A maioria dos países de língua portuguesa perdeu posições no índice do Relatório de Competitividade em Viagens e Turismo, recentemente publicado, excepto Angola e Portugal.
Angola, que tem vindo a anunciar a sua forte aposta no turismo, como forma de apoiar a diversificação da economia, conseguiu sair da penúltima posição ocupada em 2015 no índice elaborado pelo Fórum Económico Mundial, ainda que o país não tenha sido incluído no estudo de 2017.
Este ano, Angola surge na 134ª posição, tendo sido todos no grupo de factores mais favorável os recursos naturais e os aspectos culturais (124ª posição geral) e como mais penalizadores a envolvente de negócios (133º lugar geral). As receitas turísticas angolanas estão estimadas em 880,4 milhões de dólares, apesar de o país receber apenas 261 mil turistas, anualmente.
No último relatório bienal, elaborado pelo Fórum Económico Mundial, Portugal mantém a tendência de anos anteriores, subindo duas posições em relação a 2017, para o 12º lugar, entre as 140 nações de todo o mundo, sendo o país de língua portuguesa o mais bem posicionado.
Entre os vários grupos de factores considerados, Portugal obtém melhor pontuação no campo de infra-estruturas e no de recursos naturais e culturais (15ª posição em ambos) e a mais baixa no envolvente a negócios (31º).
Anualmente, Portugal recebe 21,2 milhões de turistas, que proporcionam receitas estimadas em 17,11 mil milhões de dólares.
Num índice liderado pela Espanha, França e Alemanha, o segundo país de língua portuguesa mais bem posicionado que surge é o Brasil, na 32ª posição, um recuo de cinco posições face à edição de 2017.
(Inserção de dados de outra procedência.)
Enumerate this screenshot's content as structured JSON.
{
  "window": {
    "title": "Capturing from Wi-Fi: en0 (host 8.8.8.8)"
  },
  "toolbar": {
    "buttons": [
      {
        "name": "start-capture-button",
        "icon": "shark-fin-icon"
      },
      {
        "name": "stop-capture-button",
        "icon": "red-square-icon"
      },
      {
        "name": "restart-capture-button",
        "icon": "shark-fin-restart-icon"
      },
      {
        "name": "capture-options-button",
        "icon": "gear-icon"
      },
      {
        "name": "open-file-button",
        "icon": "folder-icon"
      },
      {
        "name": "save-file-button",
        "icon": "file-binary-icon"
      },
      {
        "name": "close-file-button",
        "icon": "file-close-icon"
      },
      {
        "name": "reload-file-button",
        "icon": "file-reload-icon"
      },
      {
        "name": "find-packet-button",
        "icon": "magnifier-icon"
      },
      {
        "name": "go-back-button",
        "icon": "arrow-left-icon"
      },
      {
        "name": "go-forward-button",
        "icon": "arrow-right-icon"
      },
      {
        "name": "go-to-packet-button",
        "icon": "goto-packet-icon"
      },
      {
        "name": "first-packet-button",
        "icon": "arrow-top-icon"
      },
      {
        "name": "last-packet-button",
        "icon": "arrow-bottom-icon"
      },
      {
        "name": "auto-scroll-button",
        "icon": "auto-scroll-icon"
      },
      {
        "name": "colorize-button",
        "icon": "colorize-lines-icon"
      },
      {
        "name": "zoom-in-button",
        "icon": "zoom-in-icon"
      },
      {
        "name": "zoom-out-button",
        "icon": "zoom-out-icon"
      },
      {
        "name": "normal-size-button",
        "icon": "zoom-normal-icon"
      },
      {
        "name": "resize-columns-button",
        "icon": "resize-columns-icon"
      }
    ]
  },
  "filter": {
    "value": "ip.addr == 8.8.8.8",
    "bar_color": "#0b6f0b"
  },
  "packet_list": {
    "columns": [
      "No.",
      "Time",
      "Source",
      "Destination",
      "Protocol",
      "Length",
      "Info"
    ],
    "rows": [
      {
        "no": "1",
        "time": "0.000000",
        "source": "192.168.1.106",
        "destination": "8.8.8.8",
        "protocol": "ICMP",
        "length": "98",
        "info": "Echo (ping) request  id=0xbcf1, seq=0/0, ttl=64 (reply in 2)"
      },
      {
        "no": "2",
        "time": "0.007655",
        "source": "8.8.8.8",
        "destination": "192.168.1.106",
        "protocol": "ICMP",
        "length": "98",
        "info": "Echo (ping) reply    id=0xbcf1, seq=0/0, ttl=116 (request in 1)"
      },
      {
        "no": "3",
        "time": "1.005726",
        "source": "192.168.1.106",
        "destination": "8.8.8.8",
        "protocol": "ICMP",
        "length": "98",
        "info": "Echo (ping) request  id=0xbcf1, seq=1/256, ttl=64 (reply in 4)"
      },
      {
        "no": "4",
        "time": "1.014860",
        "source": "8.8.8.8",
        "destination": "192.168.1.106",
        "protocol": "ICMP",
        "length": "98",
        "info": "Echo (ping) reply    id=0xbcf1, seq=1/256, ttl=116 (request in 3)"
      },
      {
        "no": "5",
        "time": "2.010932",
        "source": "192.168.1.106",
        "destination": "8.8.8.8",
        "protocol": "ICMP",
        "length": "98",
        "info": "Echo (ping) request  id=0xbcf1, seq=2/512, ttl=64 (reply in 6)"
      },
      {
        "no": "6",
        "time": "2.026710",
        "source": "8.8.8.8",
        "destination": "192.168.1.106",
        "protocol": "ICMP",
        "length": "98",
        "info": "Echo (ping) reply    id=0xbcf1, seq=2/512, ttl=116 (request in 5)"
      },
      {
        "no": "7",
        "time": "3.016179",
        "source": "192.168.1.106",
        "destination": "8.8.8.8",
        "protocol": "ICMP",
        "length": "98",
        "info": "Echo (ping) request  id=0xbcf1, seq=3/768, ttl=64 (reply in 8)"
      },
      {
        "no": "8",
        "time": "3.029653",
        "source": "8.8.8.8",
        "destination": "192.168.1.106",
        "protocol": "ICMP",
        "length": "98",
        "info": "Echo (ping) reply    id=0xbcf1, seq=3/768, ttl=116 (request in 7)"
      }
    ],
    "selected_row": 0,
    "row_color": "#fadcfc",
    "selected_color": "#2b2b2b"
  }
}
O principal atractivo do sector turístico brasileiro centra-se nos recursos naturais e culturais (sexto melhor do mundo), mas a pontuação geral é prejudicada pela envolvente de negócios (31ª posição). As receitas turísticas brasileiras são avaliadas no relatório em 5,8 mil milhões de dólares, recebendo o país anualmente perto de 6,59 milhões de turistas.
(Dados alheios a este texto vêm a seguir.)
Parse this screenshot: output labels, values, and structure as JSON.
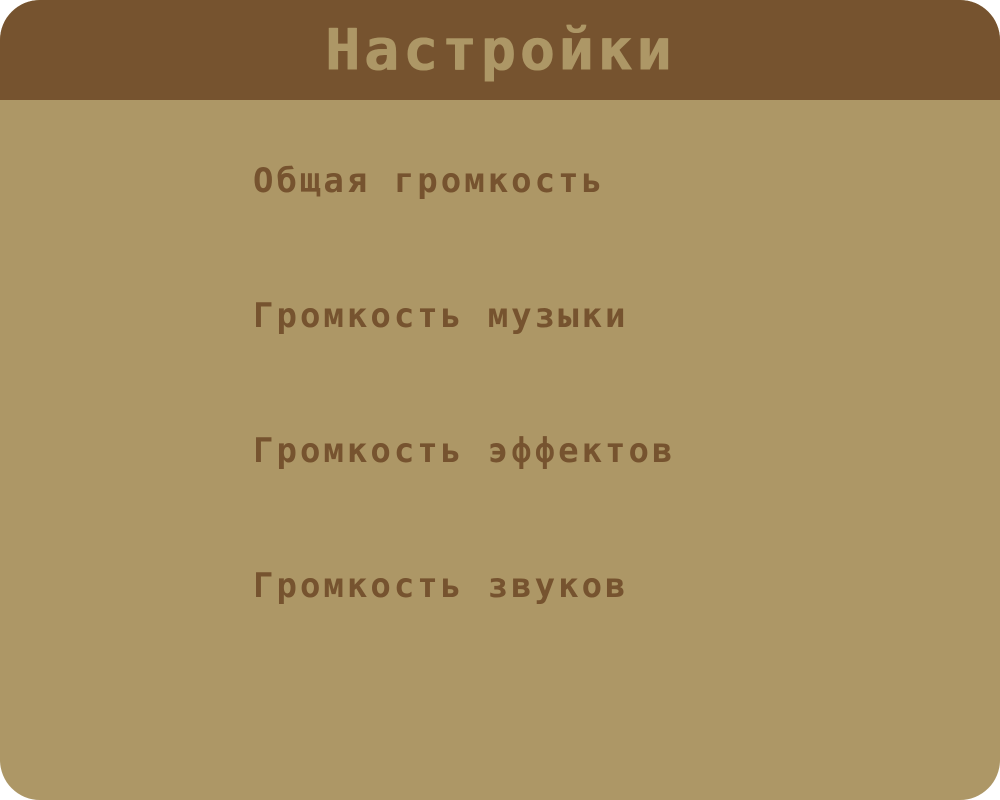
{
  "colors": {
    "panel_background": "#ad9766",
    "header_background": "#76532f",
    "title_text": "#ad9766",
    "item_text": "#76532f"
  },
  "header": {
    "title": "Настройки"
  },
  "menu": {
    "items": [
      {
        "label": "Общая громкость"
      },
      {
        "label": "Громкость музыки"
      },
      {
        "label": "Громкость эффектов"
      },
      {
        "label": "Громкость звуков"
      }
    ]
  }
}
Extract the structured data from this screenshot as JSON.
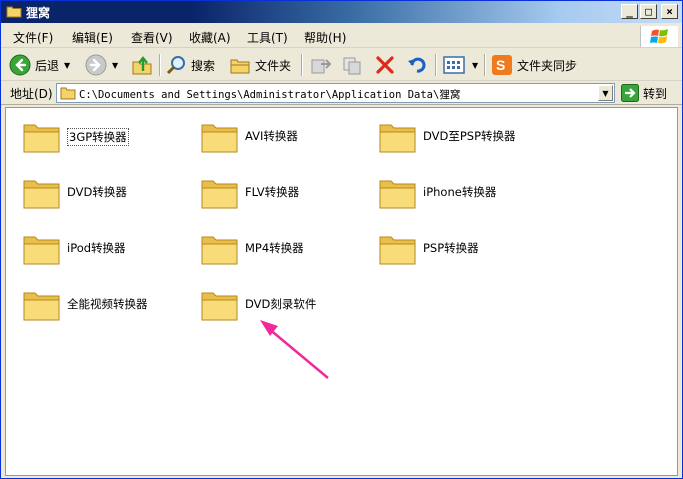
{
  "window": {
    "title": "狸窝",
    "buttons": {
      "minimize": "_",
      "maximize": "□",
      "close": "×"
    }
  },
  "menu": [
    {
      "label": "文件(F)"
    },
    {
      "label": "编辑(E)"
    },
    {
      "label": "查看(V)"
    },
    {
      "label": "收藏(A)"
    },
    {
      "label": "工具(T)"
    },
    {
      "label": "帮助(H)"
    }
  ],
  "toolbar": {
    "back_label": "后退",
    "search_label": "搜索",
    "folders_label": "文件夹",
    "sync_label": "文件夹同步"
  },
  "address": {
    "label": "地址(D)",
    "path": "C:\\Documents and Settings\\Administrator\\Application Data\\狸窝",
    "go_label": "转到"
  },
  "folders": [
    {
      "name": "3GP转换器",
      "selected": true
    },
    {
      "name": "AVI转换器"
    },
    {
      "name": "DVD至PSP转换器"
    },
    {
      "name": "DVD转换器"
    },
    {
      "name": "FLV转换器"
    },
    {
      "name": "iPhone转换器"
    },
    {
      "name": "iPod转换器"
    },
    {
      "name": "MP4转换器"
    },
    {
      "name": "PSP转换器"
    },
    {
      "name": "全能视频转换器"
    },
    {
      "name": "DVD刻录软件"
    }
  ],
  "colors": {
    "titlebar_dark": "#0a246a",
    "annotation_arrow": "#ee2a9c",
    "folder_fill": "#f8dc7a"
  }
}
Também, Cabo Verde recua na edição deste ano do Relatório de Competitividade em Viagens e Turismo cinco posições, para o 88º lugar geral. O sector turístico cabo-verdiano, o “motor” da economia do arquipélago, com 667 milhões de dólares de receitas anuais, tem como ponto forte as políticas para o turismo e viagens (63º lugar geral) e como ponto fraco os recursos culturais e naturais (135º lugar geral).
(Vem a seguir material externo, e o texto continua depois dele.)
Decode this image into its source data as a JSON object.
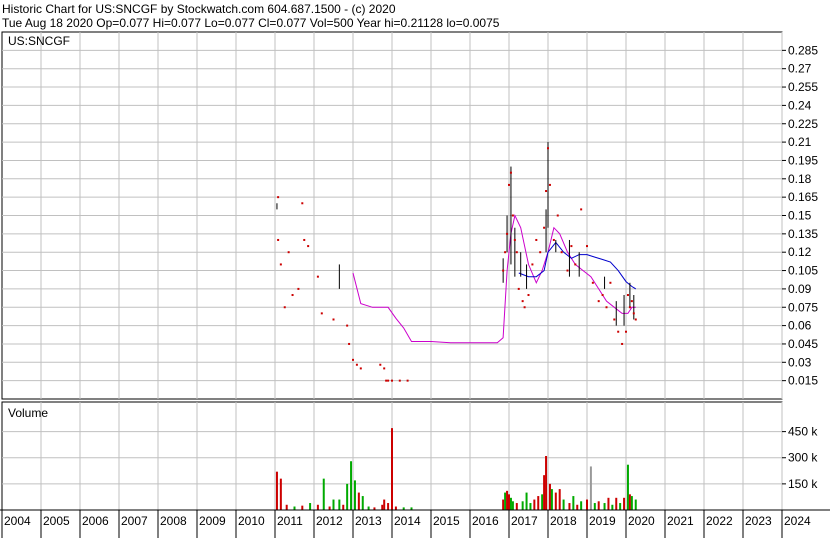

Moçambique, bem colocado em desenvolvimento no Índico, também recuou cinco posições, saindo do 122º lugar para o 127º, ao possuir como elemento penalizador a envolvente de negócios e como vantagem os recursos naturais e culturais (99º posição geral). As receitas turísticas moçambicanas estão estimadas em apenas 150,5 milhões de dólares, com o país a receber 1,48 milhões de turistas todos os anos.